Il motto di Papa Francesco è tratto dalle Omelie di san Beda il Venerabile, il quale, commentando l’episodio evangelico della vocazione di san Matteo, scrive: «Vide Gesù un pubblicano e, siccome lo guardò con sentimento di amore e lo scelse, gli disse: Seguimi».
E aggiunge: «il gerundio latino miserando mi sembra intraducibile sia in italiano sia in spagnolo. A me piace tradurlo con un altro gerundio che non esiste: misericordiando».
Papa Francesco continua nella sua riflessione e mi dice, facendo un salto di cui sul momento non comprendo il senso: «Io non conosco Roma. Conosco poche cose. Tra queste Santa Maria Maggiore: ci andavo sempre». Rido e gli dico: «lo abbiamo capito tutti molto bene, Santo Padre!». «Ecco, sì — prosegue il Papa —, conosco Santa Maria Maggiore, San Pietro… ma venendo a Roma ho sempre abitato in via della Scrofa. Da lì visitavo spesso la chiesa di San Luigi dei Francesi, e lì andavo a contemplare il quadro della vocazione di san Matteo di Caravaggio». Comincio a intuire cosa il Papa vuole dirmi.
«Quel dito di Gesù così… verso Matteo. Così sono io. Così mi sento. Come Matteo». E qui il Papa si fa deciso, come se avesse colto l’immagine di sé che andava cercando: «È il gesto di Matteo che mi colpisce: afferra i suoi soldi, come a dire: “no, non me! No, questi soldi sono miei!”. Ecco, questo sono io: “un peccatore al quale il Signore ha rivolto i suoi occhi”. E questo è quel che ho detto quando mi hanno chiesto se accettavo la mia elezione a Pontefice». Quindi sussurra: «Peccator sum, sed super misericordia et infinita patientia Domini nostri Jesu Christi confisus et in spiritu penitentiae accepto».
(Antonio Spadaro e Papa Francesco, La Civiltà Cattolica)

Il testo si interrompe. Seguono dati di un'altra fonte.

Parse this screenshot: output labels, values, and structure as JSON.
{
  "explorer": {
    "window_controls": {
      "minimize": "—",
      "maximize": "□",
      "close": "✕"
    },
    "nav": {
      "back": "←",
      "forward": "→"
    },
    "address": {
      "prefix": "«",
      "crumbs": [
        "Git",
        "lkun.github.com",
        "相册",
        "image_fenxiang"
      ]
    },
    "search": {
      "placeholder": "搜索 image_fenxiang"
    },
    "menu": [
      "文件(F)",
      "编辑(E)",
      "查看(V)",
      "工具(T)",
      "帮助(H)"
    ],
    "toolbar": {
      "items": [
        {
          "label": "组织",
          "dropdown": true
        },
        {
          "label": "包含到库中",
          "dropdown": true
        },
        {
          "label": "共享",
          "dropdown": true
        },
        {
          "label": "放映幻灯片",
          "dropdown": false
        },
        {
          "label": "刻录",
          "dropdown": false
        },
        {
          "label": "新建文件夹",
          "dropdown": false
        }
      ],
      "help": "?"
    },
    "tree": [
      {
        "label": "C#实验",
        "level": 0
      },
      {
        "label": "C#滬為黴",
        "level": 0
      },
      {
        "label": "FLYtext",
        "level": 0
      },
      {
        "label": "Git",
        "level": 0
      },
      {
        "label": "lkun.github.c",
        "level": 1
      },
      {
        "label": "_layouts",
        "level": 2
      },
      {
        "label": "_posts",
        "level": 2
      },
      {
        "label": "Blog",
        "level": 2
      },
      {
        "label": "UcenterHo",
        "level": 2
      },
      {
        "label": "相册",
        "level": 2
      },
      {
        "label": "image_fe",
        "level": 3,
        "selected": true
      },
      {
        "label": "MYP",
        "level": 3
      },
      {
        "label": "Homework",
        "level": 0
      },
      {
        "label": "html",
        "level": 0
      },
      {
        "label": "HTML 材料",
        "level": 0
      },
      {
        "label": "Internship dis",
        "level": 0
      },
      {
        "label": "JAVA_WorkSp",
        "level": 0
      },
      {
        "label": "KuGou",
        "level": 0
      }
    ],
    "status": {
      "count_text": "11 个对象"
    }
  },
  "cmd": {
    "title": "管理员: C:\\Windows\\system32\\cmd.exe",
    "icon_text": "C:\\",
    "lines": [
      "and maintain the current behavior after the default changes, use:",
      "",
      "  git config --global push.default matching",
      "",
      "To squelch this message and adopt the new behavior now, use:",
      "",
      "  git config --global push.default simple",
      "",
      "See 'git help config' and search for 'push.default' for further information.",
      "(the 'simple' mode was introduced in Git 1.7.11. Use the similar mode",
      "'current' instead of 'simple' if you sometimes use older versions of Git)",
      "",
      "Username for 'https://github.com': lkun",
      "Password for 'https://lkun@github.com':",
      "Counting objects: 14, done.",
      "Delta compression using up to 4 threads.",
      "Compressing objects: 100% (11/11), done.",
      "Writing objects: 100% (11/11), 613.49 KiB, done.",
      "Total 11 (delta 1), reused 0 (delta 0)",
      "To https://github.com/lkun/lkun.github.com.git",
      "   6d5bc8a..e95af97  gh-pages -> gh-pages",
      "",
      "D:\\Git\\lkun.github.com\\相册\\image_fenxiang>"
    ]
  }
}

Non perde occasione il Maestro per additare ai suoi amici il di più che è sempre possibile: l’uomo è sempre in uno “stato di parto” dentro le pagine della Scrittura. Di più: è un Dio che sorprende e spiazza, una Presenza che è di strada nelle strade dell’impensato, dell’inimmaginabile. Un Dio la cui irruenza s’incunea dentro le pieghe del cuore e sconquassa quelle certezze che sono false perchè solo presunte. Insomma, un Dio che questa domenica è come se ci consigliasse di staccare lo sguardo dalle mille cose che ce lo rubano per arrischiarci di investire quello sguardo su orizzonti che profumano di novità e di stupore, forse anche di un’autenticità più piena. Con un’aggravante come aggiunta: che anche stavolta l’atteggiamento di un peccatore diviene una lectio difficilis da digerire per quei piccoli genietti che ronzano attorno a Gesù. Peccatori che, colpa Sua, ci ricordano ogni giorno di festa che la strada è ancora lunga da percorrere.